I've been using the 202 for several months now, it is both my internet gateway and the device that connects my wired home telephones to my VOIP provider (voip.ms).
However, I have been receiving complaints from my wife. I almost always use Blink on my desktop computer to make telephone calls - I've tweaked the Obi settings from the default so that the Obi doesn't assign no-voip priority to voip calls from the LAN. I don't have any problems that I can't reliably trace back to my ISP.
My wife, however, does. Not only that, but my mother (who she calls) asked her why she doesn't use the computer like I do - that's proof (my mother is not computer literate) that the Blink->voip.ms connection is working fine but the PBX->Obi->voip.ms connection is not.

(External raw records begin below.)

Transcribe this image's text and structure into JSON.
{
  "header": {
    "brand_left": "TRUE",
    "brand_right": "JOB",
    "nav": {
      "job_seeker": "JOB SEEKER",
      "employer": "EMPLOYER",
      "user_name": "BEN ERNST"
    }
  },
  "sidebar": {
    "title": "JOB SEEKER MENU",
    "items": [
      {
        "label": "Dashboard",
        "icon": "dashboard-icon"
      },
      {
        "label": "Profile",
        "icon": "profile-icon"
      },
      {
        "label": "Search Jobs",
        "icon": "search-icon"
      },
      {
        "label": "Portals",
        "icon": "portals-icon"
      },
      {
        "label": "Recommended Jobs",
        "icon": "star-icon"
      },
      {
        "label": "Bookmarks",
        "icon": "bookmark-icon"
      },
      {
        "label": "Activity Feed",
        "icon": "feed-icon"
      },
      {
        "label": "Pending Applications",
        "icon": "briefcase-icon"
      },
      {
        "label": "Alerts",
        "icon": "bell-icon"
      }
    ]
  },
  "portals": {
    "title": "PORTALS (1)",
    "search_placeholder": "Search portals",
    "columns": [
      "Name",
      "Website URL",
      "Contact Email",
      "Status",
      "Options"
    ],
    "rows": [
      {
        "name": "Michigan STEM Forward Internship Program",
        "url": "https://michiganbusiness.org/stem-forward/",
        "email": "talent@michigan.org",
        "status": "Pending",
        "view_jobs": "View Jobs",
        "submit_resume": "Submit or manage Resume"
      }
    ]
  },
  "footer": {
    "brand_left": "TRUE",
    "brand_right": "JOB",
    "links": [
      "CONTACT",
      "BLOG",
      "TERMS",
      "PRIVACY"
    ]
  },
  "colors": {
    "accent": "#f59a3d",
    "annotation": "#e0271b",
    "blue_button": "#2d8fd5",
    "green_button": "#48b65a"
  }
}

I'm starting to think that the Obi202 can't walk and chew gum at the same time; the overhead of handling the D->A convertion from the PBX while making a telephone call is just too much. That doesn't make much sense computationally, it is well within the power of the CPU, but I suspect all the PBX stuff goes through obiapp whereas the Blink communication merely relies on the Linux kernel getting things right ;-)
So should I retire the Obi202 from its gateway role and just have it doing the PBX? I need the Obi for the PBX hardware, but I hardly need it as a gateway - I just did it that way to make it most likely that the PBX->D2A->IP->voip.ms route would work best. Maybe I was wrong.